C'est à ce moment là que je l'ai sentie. Pour un court instant. La pulsion du voyage. Le nouveau monde qui se présente à nos pieds, et qu'on doit pourtant encore attendre avant de découvrir. La hâte de voir le jour se lever pour dévoiler enfin le nouveau décor. L'excitation d'une arrivée nocturne dans un lieu inconnu.

J'essaie de deviner à quoi ressemblera la ville aux premières lueurs, et j'allume une deuxième cigarette. Mais le ciel est lourd, et vomit ses nuages épais sur l'horizon. Tout est diffus, difforme, dissous. Seuls une église et un restaurant chinois illuminent fièrement les extrémités opposées de la rue.

Je fume vite.

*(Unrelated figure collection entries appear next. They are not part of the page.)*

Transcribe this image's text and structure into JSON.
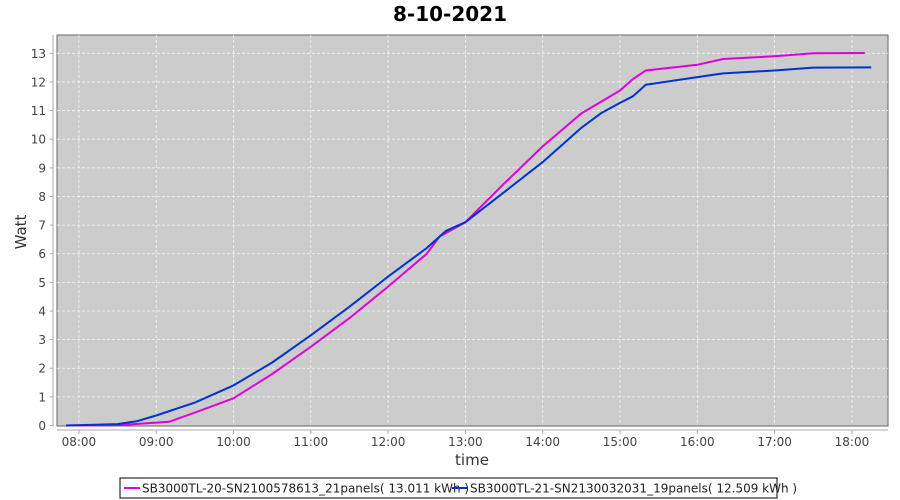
{
  "chart_data": {
    "type": "line",
    "title": "8-10-2021",
    "xlabel": "time",
    "ylabel": "Watt",
    "xlim": [
      "07:43",
      "18:28"
    ],
    "ylim": [
      0,
      13.64
    ],
    "x_ticks": [
      "08:00",
      "09:00",
      "10:00",
      "11:00",
      "12:00",
      "13:00",
      "14:00",
      "15:00",
      "16:00",
      "17:00",
      "18:00"
    ],
    "y_ticks": [
      0,
      1,
      2,
      3,
      4,
      5,
      6,
      7,
      8,
      9,
      10,
      11,
      12,
      13
    ],
    "grid": true,
    "legend_position": "bottom",
    "background": "#cccccc",
    "series": [
      {
        "name": "SB3000TL-20-SN2100578613_21panels( 13.011 kWh )",
        "color": "#dd00dd",
        "points": [
          [
            "07:50",
            0
          ],
          [
            "08:30",
            0.01
          ],
          [
            "09:00",
            0.1
          ],
          [
            "09:10",
            0.13
          ],
          [
            "09:30",
            0.45
          ],
          [
            "10:00",
            0.95
          ],
          [
            "10:30",
            1.8
          ],
          [
            "11:00",
            2.75
          ],
          [
            "11:30",
            3.75
          ],
          [
            "12:00",
            4.85
          ],
          [
            "12:30",
            6.0
          ],
          [
            "12:40",
            6.6
          ],
          [
            "12:50",
            6.85
          ],
          [
            "13:00",
            7.1
          ],
          [
            "13:30",
            8.45
          ],
          [
            "14:00",
            9.75
          ],
          [
            "14:30",
            10.9
          ],
          [
            "14:45",
            11.3
          ],
          [
            "15:00",
            11.7
          ],
          [
            "15:10",
            12.1
          ],
          [
            "15:20",
            12.4
          ],
          [
            "16:00",
            12.6
          ],
          [
            "16:20",
            12.8
          ],
          [
            "17:00",
            12.9
          ],
          [
            "17:30",
            13.0
          ],
          [
            "18:10",
            13.01
          ]
        ]
      },
      {
        "name": "SB3000TL-21-SN2130032031_19panels( 12.509 kWh )",
        "color": "#0033cc",
        "points": [
          [
            "07:50",
            0
          ],
          [
            "08:30",
            0.05
          ],
          [
            "08:45",
            0.15
          ],
          [
            "09:00",
            0.35
          ],
          [
            "09:30",
            0.8
          ],
          [
            "10:00",
            1.4
          ],
          [
            "10:30",
            2.2
          ],
          [
            "11:00",
            3.15
          ],
          [
            "11:30",
            4.15
          ],
          [
            "12:00",
            5.2
          ],
          [
            "12:30",
            6.2
          ],
          [
            "12:45",
            6.8
          ],
          [
            "13:00",
            7.1
          ],
          [
            "13:30",
            8.15
          ],
          [
            "14:00",
            9.2
          ],
          [
            "14:30",
            10.4
          ],
          [
            "14:45",
            10.9
          ],
          [
            "15:00",
            11.27
          ],
          [
            "15:10",
            11.5
          ],
          [
            "15:20",
            11.9
          ],
          [
            "16:00",
            12.17
          ],
          [
            "16:20",
            12.3
          ],
          [
            "17:00",
            12.4
          ],
          [
            "17:30",
            12.5
          ],
          [
            "18:15",
            12.51
          ]
        ]
      }
    ]
  }
}
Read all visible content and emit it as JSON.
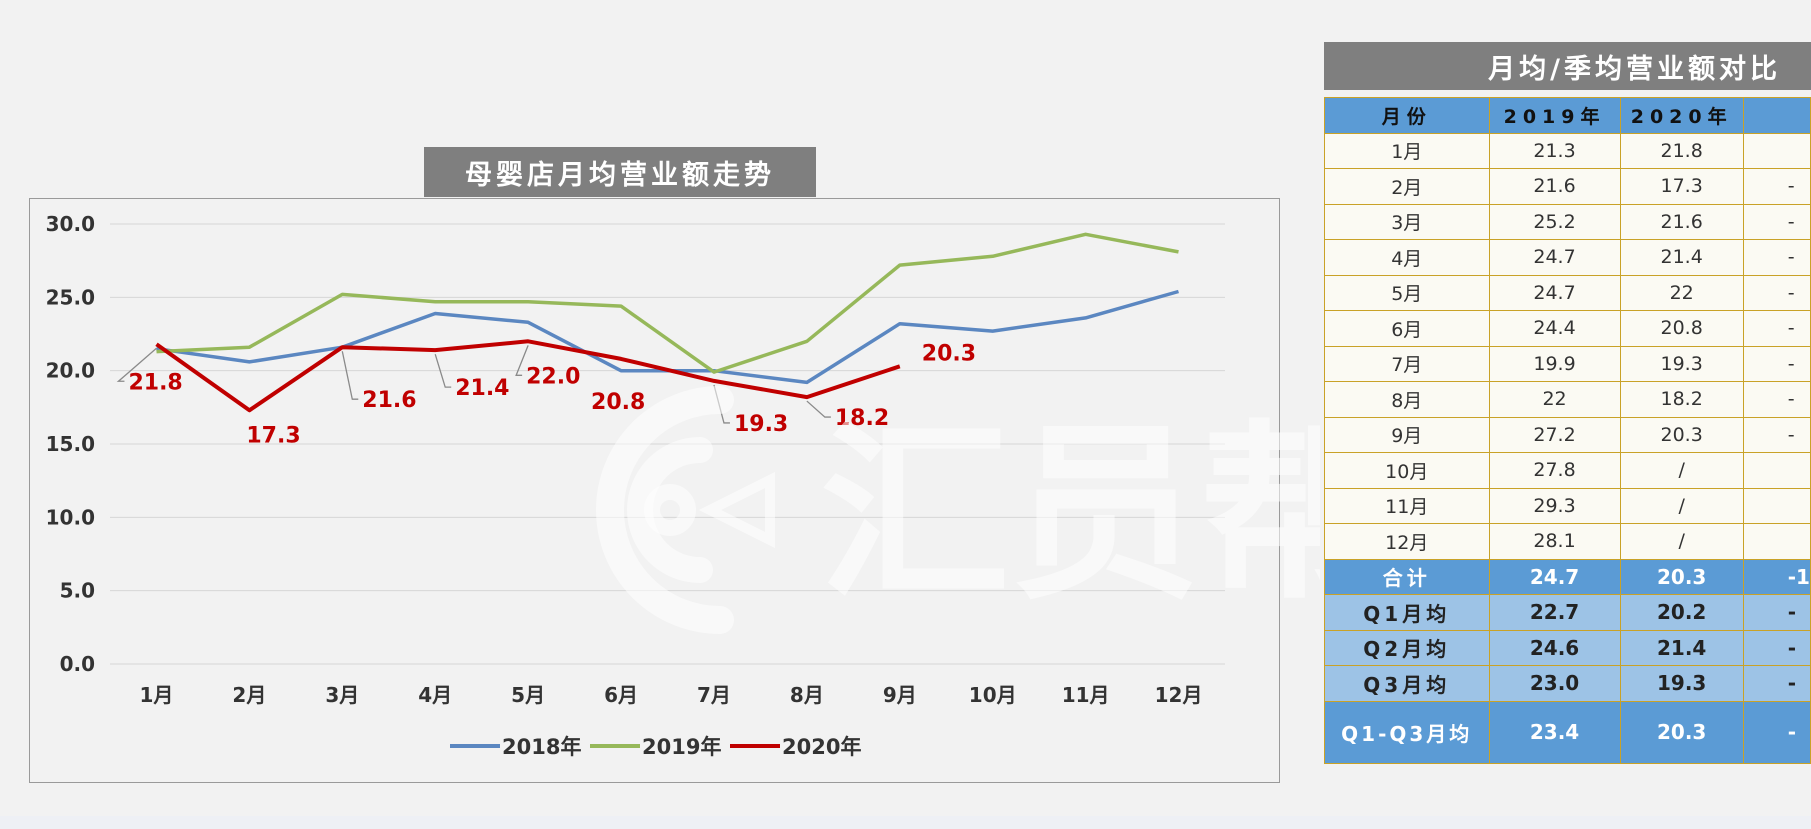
{
  "chart_data": {
    "type": "line",
    "title": "母婴店月均营业额走势",
    "categories": [
      "1月",
      "2月",
      "3月",
      "4月",
      "5月",
      "6月",
      "7月",
      "8月",
      "9月",
      "10月",
      "11月",
      "12月"
    ],
    "yticks": [
      "30.0",
      "25.0",
      "20.0",
      "15.0",
      "10.0",
      "5.0",
      "0.0"
    ],
    "ylim": [
      0,
      30
    ],
    "grid": true,
    "legend_position": "bottom",
    "series": [
      {
        "name": "2018年",
        "color": "#5b87c1",
        "values": [
          21.5,
          20.6,
          21.6,
          23.9,
          23.3,
          20.0,
          20.0,
          19.2,
          23.2,
          22.7,
          23.6,
          25.4
        ]
      },
      {
        "name": "2019年",
        "color": "#96b85a",
        "values": [
          21.3,
          21.6,
          25.2,
          24.7,
          24.7,
          24.4,
          19.9,
          22.0,
          27.2,
          27.8,
          29.3,
          28.1
        ]
      },
      {
        "name": "2020年",
        "color": "#c00000",
        "values": [
          21.8,
          17.3,
          21.6,
          21.4,
          22.0,
          20.8,
          19.3,
          18.2,
          20.3,
          null,
          null,
          null
        ]
      }
    ],
    "data_labels": [
      "21.8",
      "17.3",
      "21.6",
      "21.4",
      "22.0",
      "20.8",
      "19.3",
      "18.2",
      "20.3"
    ]
  },
  "table": {
    "title": "月均/季均营业额对比",
    "headers": [
      "月份",
      "2019年",
      "2020年",
      ""
    ],
    "rows": [
      [
        "1月",
        "21.3",
        "21.8",
        ""
      ],
      [
        "2月",
        "21.6",
        "17.3",
        "-"
      ],
      [
        "3月",
        "25.2",
        "21.6",
        "-"
      ],
      [
        "4月",
        "24.7",
        "21.4",
        "-"
      ],
      [
        "5月",
        "24.7",
        "22",
        "-"
      ],
      [
        "6月",
        "24.4",
        "20.8",
        "-"
      ],
      [
        "7月",
        "19.9",
        "19.3",
        "-"
      ],
      [
        "8月",
        "22",
        "18.2",
        "-"
      ],
      [
        "9月",
        "27.2",
        "20.3",
        "-"
      ],
      [
        "10月",
        "27.8",
        "/",
        ""
      ],
      [
        "11月",
        "29.3",
        "/",
        ""
      ],
      [
        "12月",
        "28.1",
        "/",
        ""
      ]
    ],
    "total": [
      "合计",
      "24.7",
      "20.3",
      "-1"
    ],
    "quarters": [
      [
        "Q1月均",
        "22.7",
        "20.2",
        "-"
      ],
      [
        "Q2月均",
        "24.6",
        "21.4",
        "-"
      ],
      [
        "Q3月均",
        "23.0",
        "19.3",
        "-"
      ]
    ],
    "q_all": [
      "Q1-Q3月均",
      "23.4",
      "20.3",
      "-"
    ]
  },
  "watermark": "汇员帮"
}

Et il fait froid. Et je suis fatiguée. Je referme la fenêtre, les voiles, les rideaux, les double-rideaux, et avec eux, je referme la page du voyage. Je dois penser à l'heure du réveil, à ma tenue vestimentaire pour la journée à venir, aux chaussures à accorder, aux documents qu'il me faudra emmener pour la réunion.



C'était à Amman. Il y a quinze jours déjà. Je n'ai pas eu le temps depuis, mais à ce moment là, sur mon appui de fenêtre d'un soir, j'ai eu l'envie de me remettre à écrire.

Ecrire ces voyages qui n'en sont pas, dans des pays que j'effleure à peine, où les rencontres sont agréables mais calculées; écrire à quel point deux avions peuvent nous projeter dans des univers différents; écrire peut être, parfois, que je voudrais écrire d'ailleurs.